Janice embarked on her academic journey at National Taiwan University, where she earned her Bachelor of Science in Engineering with a concentration in biomedical engineering in 2024.

Throughout her time at university, Janice developed a keen interest in biomedical engineering research, particularly focusing on image processing and the practical applications of artificial intelligence in medical imaging. She took on a summer internship at Washington University in St. Louis, where she contributed to a project developing a new method for improving SPECT imaging without the need for CT scans.

Now admitted to the McKelvey School of Engineering and the McDonnell Scholars Academy, Janice hopes to fulfill her research goals that may someday contribute to the healthcare of her country, Indonesia, and other parts of the world that need it.

Outside of her studies and research, Janice enjoys exploring new places and capturing moments through photography. Her experiences studying abroad in Sweden and her love for travel have shaped her perspective and fueled her curiosity about the world.

Scholar Voices

Global Leadership Vision Op-Ed | The Tax of Living Fast: How Cognitive Fatigue Shapes Society

By Janice Tania | November 2025

Before our day begins, our minds are already mid-sprint, filtering notifications, weighing priorities, and building mental checklists. Society rewards constant alertness, but our brains were never built to live in a state of overstimulation.

In an age where attention is the rarest currency, cognitive fatigue has quietly become the tax we pay for living  fast.Nobel laureate Herbert Simon once wrote “A wealth of information creates a poverty of attention.” (Simon, 1971) Half a century later, we are living inside his prophecy. Our days are shaped by constant choice, continuous media engagement, and the pressure to maximize output. Consequentially, cognitive energy has become the most valuable, yet the most depleted resource of the modern world. Cognitive fatigue runs deeper than distraction; it is the byproduct of a culture that romanticizes busyness and mistakes speed for satisfactory progress. Our minds were never designed to process at this pace, and we are all exhausted.

Cognitive fatigue is more than feeling tired. It is the residue of sustained mental effort and sensory overload. Studies show that prolonged cognitive work alters brain chemistry, leading to glutamate buildup in the lateral prefrontal cortex and reduced control over decision-making (Wiehler et al., 2022). Neuroimaging research also finds that extended mental strain reduces activation in regions responsible for interference control, weakening our ability to resist distraction (Persson et al., 2013). As self-control wanes, we seek easy rewards, constant stimulation, and quick wins instead of investing attention in slower, more meaningful tasks that are beneficial long-term.

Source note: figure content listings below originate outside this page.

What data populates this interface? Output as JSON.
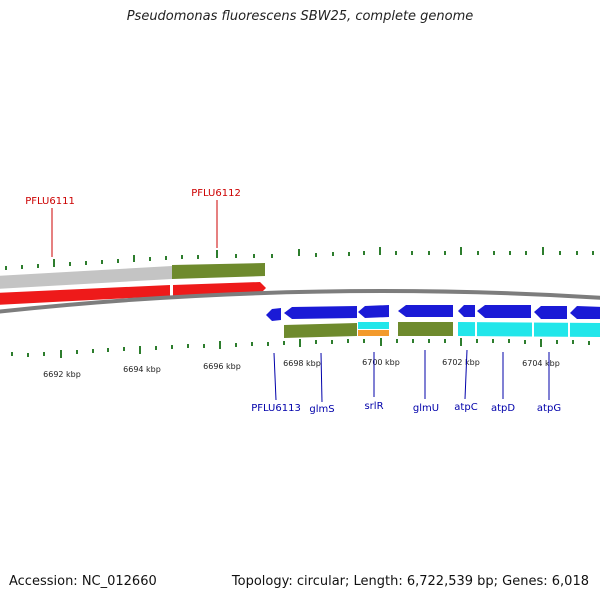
{
  "title": "Pseudomonas fluorescens SBW25, complete genome",
  "footer": {
    "accession": "Accession: NC_012660",
    "summary": "Topology: circular; Length: 6,722,539 bp; Genes: 6,018"
  },
  "colors": {
    "grey_band": "#c4c4c4",
    "green_band": "#6e8a2d",
    "red_gene": "#ee1a1a",
    "blue_gene": "#1a1ad6",
    "cyan_gene": "#22e6ea",
    "orange_block": "#f39a2c",
    "backbone": "#7d7d7d",
    "tick": "#2d7d2d",
    "outer_label": "#cc0000",
    "inner_label": "#0000aa"
  },
  "scale_labels": [
    "6692 kbp",
    "6694 kbp",
    "6696 kbp",
    "6698 kbp",
    "6700 kbp",
    "6702 kbp",
    "6704 kbp"
  ],
  "outer_labels": [
    "PFLU6111",
    "PFLU6112"
  ],
  "inner_labels": [
    "PFLU6113",
    "glmS",
    "srlR",
    "glmU",
    "atpC",
    "atpD",
    "atpG"
  ]
}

Some may argue that this fast-paced environment is essential for modern leadership. Rapid communication and multitasking, they say, allow leaders to stay agile and respond to global challenges in real time. But constant speed without reflection leads to exhaustion instead of healthy efficiency. Cognitive fatigue erodes the very abilities that make good leaders: clarity, empathy, and foresight.

What we truly need is “AI”: not artificial intelligence, but Awareness and Intentionality. Awareness helps us recognize when we are drifting through noise; Intentionality invites us to reclaim how we spend our attention. Together, they form a quiet rebellion against mindless acceleration.

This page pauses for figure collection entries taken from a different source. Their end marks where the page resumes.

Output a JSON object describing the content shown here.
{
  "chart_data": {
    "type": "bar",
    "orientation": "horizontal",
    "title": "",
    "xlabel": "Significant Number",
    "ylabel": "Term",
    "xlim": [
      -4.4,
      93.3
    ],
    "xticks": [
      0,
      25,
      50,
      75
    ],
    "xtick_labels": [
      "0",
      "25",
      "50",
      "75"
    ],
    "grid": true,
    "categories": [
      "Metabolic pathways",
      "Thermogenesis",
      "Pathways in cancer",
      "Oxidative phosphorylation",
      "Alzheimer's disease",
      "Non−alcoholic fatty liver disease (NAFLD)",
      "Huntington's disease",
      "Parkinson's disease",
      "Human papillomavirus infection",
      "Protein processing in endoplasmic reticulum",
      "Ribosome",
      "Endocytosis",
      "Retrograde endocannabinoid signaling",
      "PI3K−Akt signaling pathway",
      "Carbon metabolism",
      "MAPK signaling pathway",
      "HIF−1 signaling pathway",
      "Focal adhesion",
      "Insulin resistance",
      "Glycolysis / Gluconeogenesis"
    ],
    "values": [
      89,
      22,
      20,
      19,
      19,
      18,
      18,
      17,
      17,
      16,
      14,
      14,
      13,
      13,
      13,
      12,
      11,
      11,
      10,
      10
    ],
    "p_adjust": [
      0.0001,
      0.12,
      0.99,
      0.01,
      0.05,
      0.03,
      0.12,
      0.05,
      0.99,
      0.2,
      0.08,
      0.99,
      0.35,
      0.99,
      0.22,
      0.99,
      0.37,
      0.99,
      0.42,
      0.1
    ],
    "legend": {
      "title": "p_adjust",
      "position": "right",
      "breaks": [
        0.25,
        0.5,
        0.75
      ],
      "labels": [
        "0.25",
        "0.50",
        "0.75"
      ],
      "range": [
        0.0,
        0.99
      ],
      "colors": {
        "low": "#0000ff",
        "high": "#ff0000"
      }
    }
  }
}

The consequences of cognitive fatigue reach far beyond individuals; it has become a widespread state of mind. It shapes how our society thinks and acts, often valuing immediacy over depth. To move forward, we must reclaim the ability to think slowly, choose deliberately, and act with intention. The future will not be built by those who move fastest, but by those who move with purpose.


Advancing Cardiac Imaging: Janice Tania Presents Research at SNMMI and NIH Workshops

By Janice Tania | September 2025

Janice Tania recently presented cardiac SPECT research at The Society of Nuclear Medicine and Molecular Imaging (SNMMI) Annual Conference in New Orleans held from June 21-24 and the National Institutes of Health (NIH) Emerging Technologies for Coronary Artery Disease Imaging Workshop in Washington, DC. held from September 17-18.

At the SNMMI conference, Janice gave three oral presentations. In the Generative AI session, she presented an LLM-based framework for extracting population-based statistics of myocardial perfusion defect properties from MPI SPECT clinical reports to strengthen the clinical realism of virtual imaging trials and task-specific evaluation methods. In the Image Generation session, she shared findings from a multi-reader multi-case human observer study evaluating CTLESS, a scatter projection and deep learning–based attenuation compensation method. In the AI Showcase session, she introduced CTLESS to a broader audience, highlighting its motivation, evaluation, and potential for thoughtful integration into clinical practice. At the NIH CAD Workshop, Janice delivered a poster presentation highlighting the lab’s comprehensive work to advance myocardial perfusion SPECT imaging, including the development of personalized acquisition protocols, methods to reduce radiation dose and acquisition time, and the physics-informed and deep learning-based method for accessible attenuation compensation.